The CDC elevated its travel recommendation to "Level Four: Very High" for Canada, telling Americans they should avoid travel, while the State Department also on Monday issued its "Level Four: Do Not Travel" advisory for Canada citing COVID-19 cases.
The CDC, which lists about 80 destinations worldwide at Level Four, also raised the island of Curacao to Level Four.
In November, the United States lifted restrictions at its land borders with Canada and Mexico for fully vaccinated foreign nationals, ending historic curbs on non-essential travelers put in place in March 2020 to address the COVID-19 pandemic.
Canada remains a top foreign destination for Americans.
"We are aware of the latest CDC advice," said a spokeswoman for Canadian Foreign Minister Melanie Joly, noting that last month Ottawa had urged residents against non-essential travel.
Canada first issued the advisory in March 2020 but withdrew it last October - before the first Omicron cases were reported - citing the success of vaccination campaigns.
This month, Canada broke its one-day record for the highest number of people hospitalized with COVID-19. Last Friday, officials said new daily cases had soared by 65% in the previous week, threatening healthcare systems.
The CDC on Monday also lowered travel recommendations from Level Four to "Level 3: High" to Armenia, Belarus, Lesotho and Zimbabwe.

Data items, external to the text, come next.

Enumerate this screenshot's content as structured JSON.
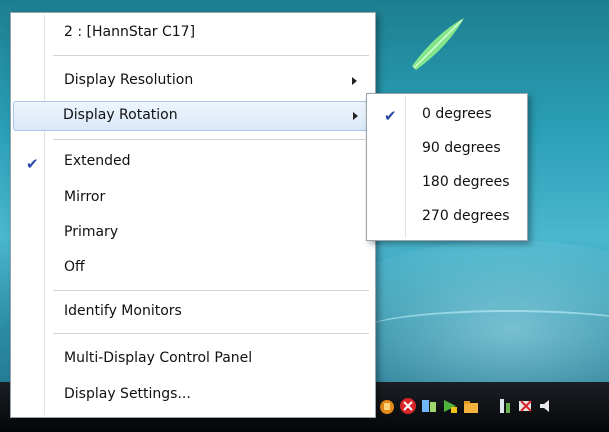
{
  "menu": {
    "monitor_header": "2 : [HannStar C17]",
    "display_resolution": "Display Resolution",
    "display_rotation": "Display Rotation",
    "modes": [
      {
        "label": "Extended",
        "checked": true
      },
      {
        "label": "Mirror",
        "checked": false
      },
      {
        "label": "Primary",
        "checked": false
      },
      {
        "label": "Off",
        "checked": false
      }
    ],
    "identify_monitors": "Identify Monitors",
    "control_panel": "Multi-Display Control Panel",
    "display_settings": "Display Settings...",
    "check_glyph": "✔"
  },
  "rotation_submenu": {
    "options": [
      {
        "label": "0 degrees",
        "checked": true
      },
      {
        "label": "90 degrees",
        "checked": false
      },
      {
        "label": "180 degrees",
        "checked": false
      },
      {
        "label": "270 degrees",
        "checked": false
      }
    ]
  },
  "tray_icons": [
    "network-icon",
    "security-alert-icon",
    "sync-icon",
    "update-icon",
    "folder-icon",
    "connection-icon",
    "battery-icon",
    "volume-icon"
  ],
  "colors": {
    "highlight": "#d9e8f8",
    "check": "#2b49a8",
    "taskbar": "#050608"
  }
}
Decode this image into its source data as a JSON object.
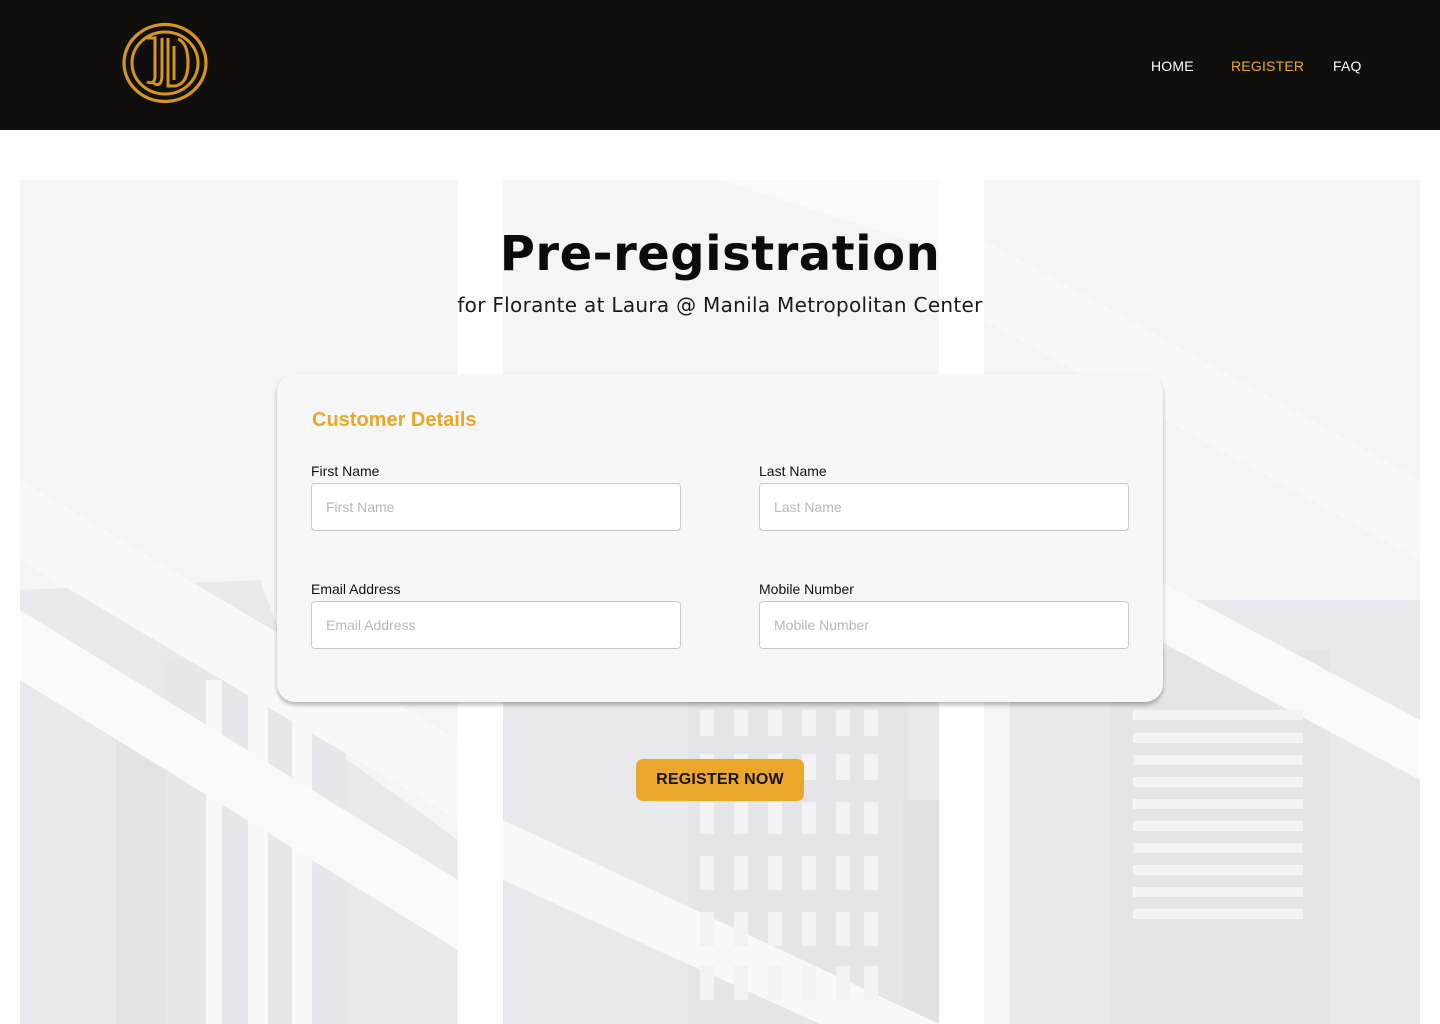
{
  "nav": {
    "home_label": "HOME",
    "register_label": "REGISTER",
    "faq_label": "FAQ"
  },
  "hero": {
    "title": "Pre-registration",
    "subtitle": "for Florante at Laura @ Manila Metropolitan Center"
  },
  "form": {
    "section_title": "Customer Details",
    "first_name": {
      "label": "First Name",
      "placeholder": "First Name",
      "value": ""
    },
    "last_name": {
      "label": "Last Name",
      "placeholder": "Last Name",
      "value": ""
    },
    "email": {
      "label": "Email Address",
      "placeholder": "Email Address",
      "value": ""
    },
    "mobile": {
      "label": "Mobile Number",
      "placeholder": "Mobile Number",
      "value": ""
    },
    "submit_label": "REGISTER NOW"
  },
  "colors": {
    "header_bg": "#110f0d",
    "accent": "#eaa72b",
    "card_bg": "#f7f7f7",
    "building_grey": "#e6e7ea"
  }
}
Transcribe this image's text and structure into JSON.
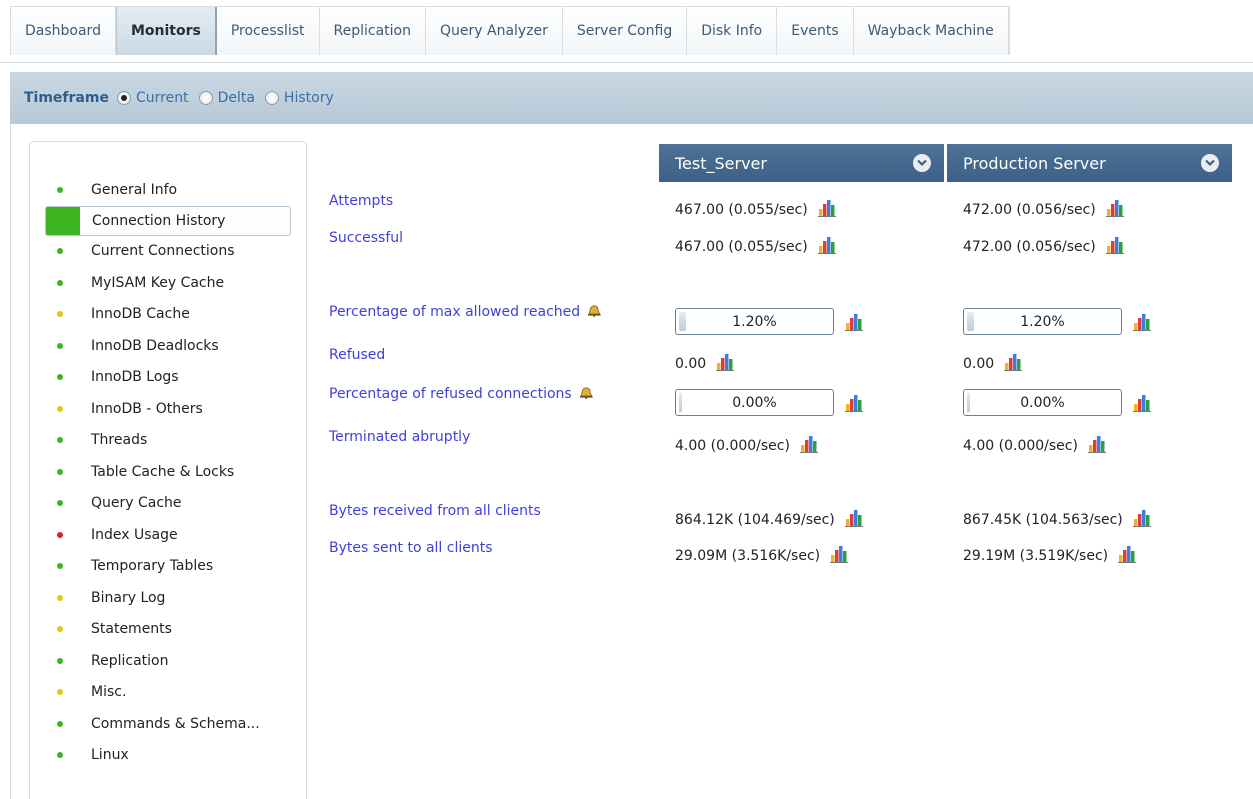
{
  "nav": {
    "tabs": [
      {
        "label": "Dashboard"
      },
      {
        "label": "Monitors"
      },
      {
        "label": "Processlist"
      },
      {
        "label": "Replication"
      },
      {
        "label": "Query Analyzer"
      },
      {
        "label": "Server Config"
      },
      {
        "label": "Disk Info"
      },
      {
        "label": "Events"
      },
      {
        "label": "Wayback Machine"
      }
    ],
    "active": "Monitors"
  },
  "timeframe": {
    "title": "Timeframe",
    "options": [
      "Current",
      "Delta",
      "History"
    ],
    "selected": "Current"
  },
  "sidebar": {
    "items": [
      {
        "label": "General Info",
        "status": "#3cb521"
      },
      {
        "label": "Connection History",
        "status": "#3cb521",
        "active": true
      },
      {
        "label": "Current Connections",
        "status": "#3cb521"
      },
      {
        "label": "MyISAM Key Cache",
        "status": "#3cb521"
      },
      {
        "label": "InnoDB Cache",
        "status": "#e8c41a"
      },
      {
        "label": "InnoDB Deadlocks",
        "status": "#3cb521"
      },
      {
        "label": "InnoDB Logs",
        "status": "#3cb521"
      },
      {
        "label": "InnoDB - Others",
        "status": "#e8c41a"
      },
      {
        "label": "Threads",
        "status": "#3cb521"
      },
      {
        "label": "Table Cache & Locks",
        "status": "#3cb521"
      },
      {
        "label": "Query Cache",
        "status": "#3cb521"
      },
      {
        "label": "Index Usage",
        "status": "#e02020"
      },
      {
        "label": "Temporary Tables",
        "status": "#3cb521"
      },
      {
        "label": "Binary Log",
        "status": "#e8c41a"
      },
      {
        "label": "Statements",
        "status": "#e8c41a"
      },
      {
        "label": "Replication",
        "status": "#3cb521"
      },
      {
        "label": "Misc.",
        "status": "#e8c41a"
      },
      {
        "label": "Commands & Schema...",
        "status": "#3cb521"
      },
      {
        "label": "Linux",
        "status": "#3cb521"
      }
    ]
  },
  "servers": [
    {
      "name": "Test_Server",
      "attempts": "467.00 (0.055/sec)",
      "successful": "467.00 (0.055/sec)",
      "pct_max_allowed": "1.20%",
      "pct_max_allowed_value": 0.012,
      "refused": "0.00",
      "pct_refused": "0.00%",
      "pct_refused_value": 0.0,
      "terminated": "4.00 (0.000/sec)",
      "bytes_received": "864.12K (104.469/sec)",
      "bytes_sent": "29.09M (3.516K/sec)"
    },
    {
      "name": "Production Server",
      "attempts": "472.00 (0.056/sec)",
      "successful": "472.00 (0.056/sec)",
      "pct_max_allowed": "1.20%",
      "pct_max_allowed_value": 0.012,
      "refused": "0.00",
      "pct_refused": "0.00%",
      "pct_refused_value": 0.0,
      "terminated": "4.00 (0.000/sec)",
      "bytes_received": "867.45K (104.563/sec)",
      "bytes_sent": "29.19M (3.519K/sec)"
    }
  ],
  "metrics": {
    "attempts": "Attempts",
    "successful": "Successful",
    "pct_max_allowed": "Percentage of max allowed reached",
    "refused": "Refused",
    "pct_refused": "Percentage of refused connections",
    "terminated": "Terminated abruptly",
    "bytes_received": "Bytes received from all clients",
    "bytes_sent": "Bytes sent to all clients"
  },
  "icons": {
    "chart": "bar-chart-icon",
    "alert": "bell-icon",
    "dropdown": "chevron-down-icon"
  },
  "colors": {
    "status_ok": "#3cb521",
    "status_warn": "#e8c41a",
    "status_crit": "#e02020",
    "link": "#4040d8",
    "header": "#4a6d91"
  }
}
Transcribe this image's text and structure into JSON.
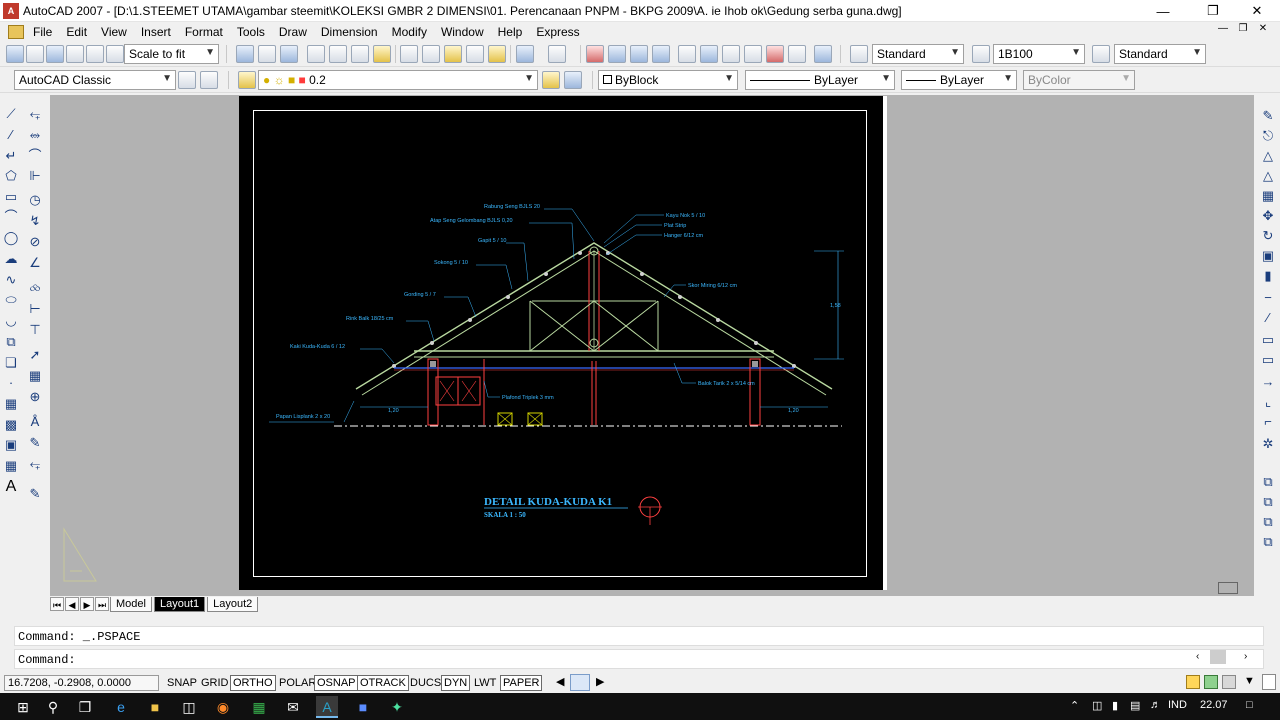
{
  "window": {
    "title": "AutoCAD 2007 - [D:\\1.STEEMET UTAMA\\gambar steemit\\KOLEKSI GMBR 2 DIMENSI\\01. Perencanaan PNPM - BKPG 2009\\A. ie Ihob ok\\Gedung serba guna.dwg]"
  },
  "menu": [
    "File",
    "Edit",
    "View",
    "Insert",
    "Format",
    "Tools",
    "Draw",
    "Dimension",
    "Modify",
    "Window",
    "Help",
    "Express"
  ],
  "toolbar1": {
    "zoom_combo": "Scale to fit",
    "text_style": "Standard",
    "dim_style": "1B100",
    "table_style": "Standard"
  },
  "toolbar2": {
    "workspace": "AutoCAD Classic",
    "layer": "0.2",
    "color": "ByBlock",
    "linetype": "ByLayer",
    "lineweight": "ByLayer",
    "plotstyle": "ByColor"
  },
  "drawing": {
    "title": "DETAIL KUDA-KUDA K1",
    "scale": "SKALA  1 : 50",
    "labels": {
      "rabung": "Rabung Seng BJLS 20",
      "atap": "Atap Seng Gelombang BJLS 0,20",
      "gapit": "Gapit 5 / 10",
      "sokong": "Sokong 5 / 10",
      "gording": "Gording  5 / 7",
      "rink": "Rink Balk 18/25 cm",
      "kaki": "Kaki Kuda-Kuda  6 / 12",
      "papan": "Papan Lisplank  2 x 20",
      "kayu_nok": "Kayu Nok 5 / 10",
      "plat": "Plat Strip",
      "hanger": "Hanger 6/12 cm",
      "skor": "Skor Miring 6/12 cm",
      "balok": "Balok Tarik 2 x 5/14 cm",
      "plafond": "Plafond Triplek 3 mm",
      "dim_left": "1,20",
      "dim_right": "1,20",
      "dim_height": "1,58"
    }
  },
  "tabs": [
    "Model",
    "Layout1",
    "Layout2"
  ],
  "command": {
    "history": "Command:  _.PSPACE",
    "prompt": "Command:"
  },
  "status": {
    "coords": "16.7208, -0.2908, 0.0000",
    "buttons": [
      "SNAP",
      "GRID",
      "ORTHO",
      "POLAR",
      "OSNAP",
      "OTRACK",
      "DUCS",
      "DYN",
      "LWT",
      "PAPER"
    ]
  },
  "taskbar": {
    "lang": "IND",
    "time": "22.07"
  }
}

It also rate Singapore as "Level 3," after it previously was listed as unknown.
The CDC says Americans should be fully vaccinated before traveling to Level 3 destinations.
COVID-19 hospitalizations in the United States reached a record high of 132,646, according to a Reuters tally on Monday, as the highly contagious Omicron variant pushed hospitalizations past the record 132,051 set in January last year.